Africa, Development & Aid, Global, Global Geopolitics, Headlines

DEVELOPMENT: Undersea Cable Buoys Africa’s Digital Prospects

Abid Aslam

WASHINGTON, Nov 27 2007 (IPS) - Africa, the world’s least plugged-in continent, is moving closer to reliable telecommunications and affordable Internet access.

Construction of a 10,000-kilometre undersea fibre-optic cable connecting 21 East, Southern, and Central African countries to West Africa and Europe is to begin next month following the announcement Monday that the International Finance Corporation (IFC) and others have come up with 70.7 million dollars in financing for the project.

“The project will transform the African telecommunication landscape and have a direct positive impact on business in East Africa,” Lars Thunell, chief executive at the World Bank’s private sector arm, said Monday.

In much of the developing world, digital communications have enabled school and college students to study in virtual libraries and to visit counterparts in other countries. Businesses have harnessed the Internet to reach offshore customers and suppliers and to obtain management know-how and language training, among other things. Farmers in remote regions have been able to check market prices for seed, fertiliser, and their produce – giving them new power over fee-seeking intermediaries.

In Africa, however, the Internet reaches only four percent of the population and users pay the planet’s highest fees to connect at the slowest speeds – when the continent’s notoriously erratic electricity supply and satellite connections permit. The situation is worst in the countries to be served by the new cable.

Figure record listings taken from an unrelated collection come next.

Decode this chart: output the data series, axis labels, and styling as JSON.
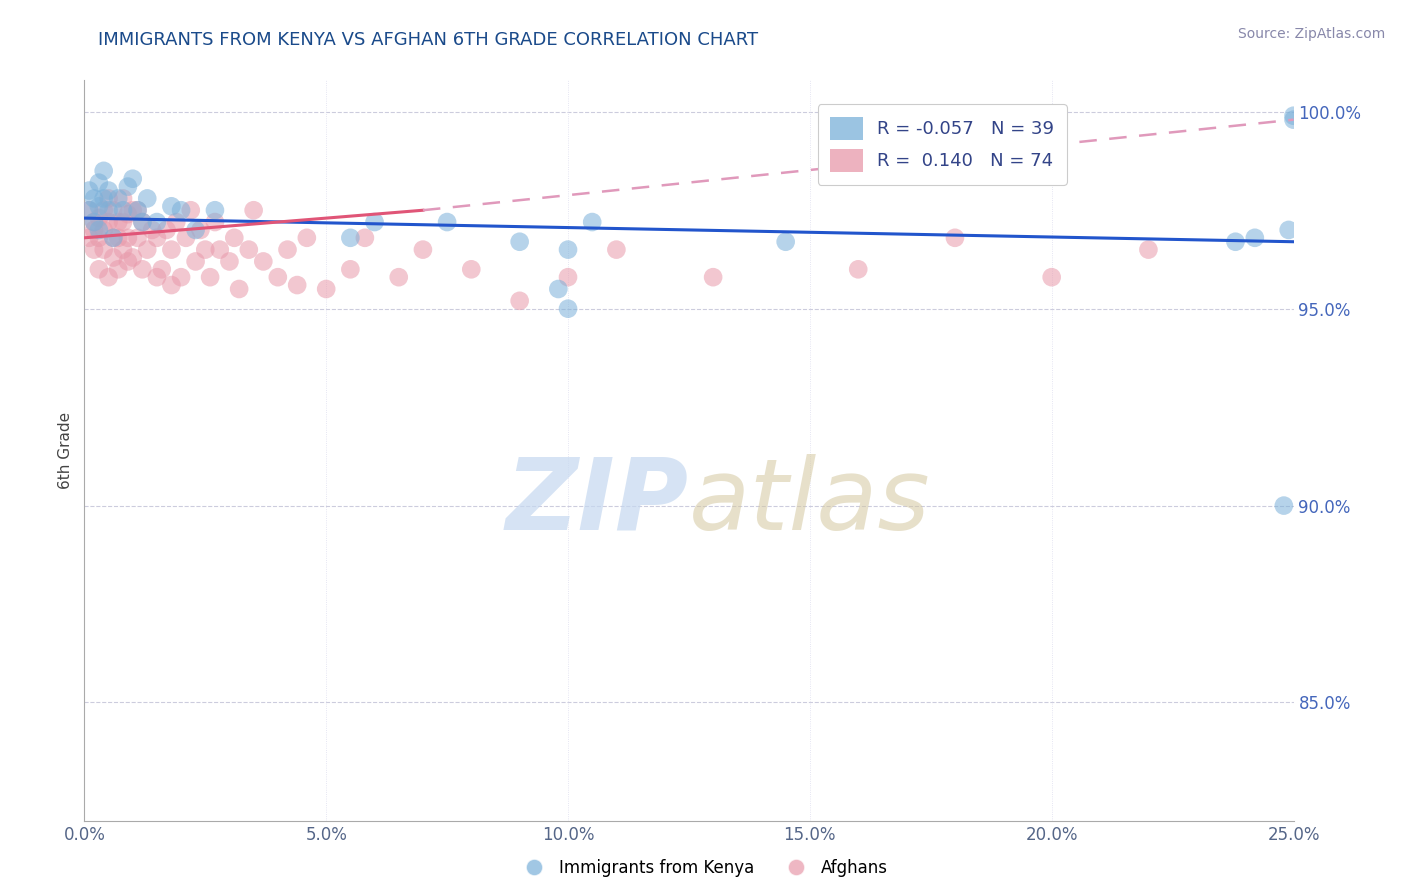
{
  "title": "IMMIGRANTS FROM KENYA VS AFGHAN 6TH GRADE CORRELATION CHART",
  "title_color": "#1a4a8a",
  "source_text": "Source: ZipAtlas.com",
  "ylabel": "6th Grade",
  "xlim": [
    0.0,
    0.25
  ],
  "ylim": [
    0.82,
    1.008
  ],
  "xtick_labels": [
    "0.0%",
    "5.0%",
    "10.0%",
    "15.0%",
    "20.0%",
    "25.0%"
  ],
  "xtick_values": [
    0.0,
    0.05,
    0.1,
    0.15,
    0.2,
    0.25
  ],
  "ytick_labels": [
    "85.0%",
    "90.0%",
    "95.0%",
    "100.0%"
  ],
  "ytick_values": [
    0.85,
    0.9,
    0.95,
    1.0
  ],
  "kenya_color": "#7ab0d9",
  "afghan_color": "#e899aa",
  "kenya_R": -0.057,
  "kenya_N": 39,
  "afghan_R": 0.14,
  "afghan_N": 74,
  "legend_label_kenya": "Immigrants from Kenya",
  "legend_label_afghan": "Afghans",
  "kenya_line_color": "#2255cc",
  "afghan_line_solid_color": "#e05577",
  "afghan_line_dash_color": "#e099bb",
  "kenya_x": [
    0.001,
    0.001,
    0.002,
    0.002,
    0.003,
    0.003,
    0.003,
    0.004,
    0.004,
    0.005,
    0.005,
    0.006,
    0.007,
    0.008,
    0.009,
    0.01,
    0.011,
    0.012,
    0.013,
    0.015,
    0.018,
    0.02,
    0.023,
    0.027,
    0.055,
    0.06,
    0.075,
    0.09,
    0.1,
    0.1,
    0.145,
    0.105,
    0.098,
    0.238,
    0.242,
    0.248,
    0.249,
    0.25,
    0.25
  ],
  "kenya_y": [
    0.98,
    0.975,
    0.978,
    0.972,
    0.982,
    0.976,
    0.97,
    0.985,
    0.978,
    0.975,
    0.98,
    0.968,
    0.978,
    0.975,
    0.981,
    0.983,
    0.975,
    0.972,
    0.978,
    0.972,
    0.976,
    0.975,
    0.97,
    0.975,
    0.968,
    0.972,
    0.972,
    0.967,
    0.965,
    0.95,
    0.967,
    0.972,
    0.955,
    0.967,
    0.968,
    0.9,
    0.97,
    0.998,
    0.999
  ],
  "afghan_x": [
    0.001,
    0.001,
    0.002,
    0.002,
    0.002,
    0.003,
    0.003,
    0.003,
    0.004,
    0.004,
    0.004,
    0.005,
    0.005,
    0.005,
    0.006,
    0.006,
    0.006,
    0.007,
    0.007,
    0.007,
    0.008,
    0.008,
    0.008,
    0.009,
    0.009,
    0.009,
    0.01,
    0.01,
    0.011,
    0.011,
    0.012,
    0.012,
    0.013,
    0.014,
    0.015,
    0.015,
    0.016,
    0.017,
    0.018,
    0.018,
    0.019,
    0.02,
    0.021,
    0.022,
    0.023,
    0.024,
    0.025,
    0.026,
    0.027,
    0.028,
    0.03,
    0.031,
    0.032,
    0.034,
    0.035,
    0.037,
    0.04,
    0.042,
    0.044,
    0.046,
    0.05,
    0.055,
    0.058,
    0.065,
    0.07,
    0.08,
    0.09,
    0.1,
    0.11,
    0.13,
    0.16,
    0.18,
    0.2,
    0.22
  ],
  "afghan_y": [
    0.968,
    0.975,
    0.965,
    0.97,
    0.972,
    0.96,
    0.968,
    0.973,
    0.975,
    0.97,
    0.965,
    0.958,
    0.972,
    0.978,
    0.963,
    0.968,
    0.975,
    0.96,
    0.968,
    0.972,
    0.965,
    0.972,
    0.978,
    0.962,
    0.968,
    0.974,
    0.975,
    0.963,
    0.968,
    0.975,
    0.96,
    0.972,
    0.965,
    0.97,
    0.958,
    0.968,
    0.96,
    0.97,
    0.956,
    0.965,
    0.972,
    0.958,
    0.968,
    0.975,
    0.962,
    0.97,
    0.965,
    0.958,
    0.972,
    0.965,
    0.962,
    0.968,
    0.955,
    0.965,
    0.975,
    0.962,
    0.958,
    0.965,
    0.956,
    0.968,
    0.955,
    0.96,
    0.968,
    0.958,
    0.965,
    0.96,
    0.952,
    0.958,
    0.965,
    0.958,
    0.96,
    0.968,
    0.958,
    0.965
  ]
}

The East Africa Submarine Cable System, or EASSy, is intended to change all this. Once completed, it is expected to provide digital access to 250 million people, or one in four Africans.


Consumers along Africa’s east coast typically pay 200-300 dollars a month for Internet access, the IFC said. EASSy will cut the cost by two-thirds at the outset and the number of subscribers will triple, it said.

“Because the project gives open access to service providers, prices will fall further as volume and competition increase,” it added in a statement.

The cable will run along the floor of the western Indian Ocean and connect South Africa, Mozambique, Madagascar, Tanzania, Kenya, Somalia, Djibouti and Sudan. At its southern end, it will join cables serving West Africa and Europe.

Thirteen adjoining countries will be linked to the system as additional networks are completed through a broader World Bank initiative. These countries are Botswana, Burundi, the Central African Republic, Democratic Republic of Congo, Chad, Ethiopia, Lesotho, Malawi, Rwanda, Swaziland, Uganda, Zambia and Zimbabwe.

The IFC said it would provide 18.2 million dollars out of 70.7 million dollars in long-term loans sought by the EASSy consortium of companies. The rest would come from the African Development Bank, European Investment Bank, German development bank KfW, and French development bank AFD. The European Union also would provide some financing.

The international lenders are channeling their financing through the West Indian Ocean Cable Company Ltd., formed specifically for the project, the IFC said.

Most of the money for the 235-million-dollar project is to come from 25 private telecommunications operators that make up the 29-company EASSy consortium, the others being government entities. Of the private firms, 21 are African and these will be the cable’s main users, the IFC said.

French firm Alcatel-Lucent Submarine Networks is to lay the cable. Firms from Britain, India, Saudi Arabia, the United Arab Emirates, and the United States also are taking part in the venture, according to business documents.

West Africa already enjoys relatively high-speed and low-cost connections to international telecommunications and the Internet through an existing undersea cable. Yet for the most part, according to government and industry sources, Internet usage rates have stalled in the single digits.

Power shortages are partly to blame. In September, the IFC and World Bank launched a separate effort to promote modern and affordable power using products not hostage to fossil fuels or the continent’s lamentable electricity grid.

Beyond infrastructure constraints, industry and development sources long have said that efforts to propagate information technology are stymied by low literacy rates and government curbs against citizens’ online access and activities.

Even those who make it to the information superhighway frequently find the Western Web sites beyond reach or almost impossible to navigate because these are rich in video and sound and cater mainly to users with not only broadband connections but also top-of-the-line processors in their computers.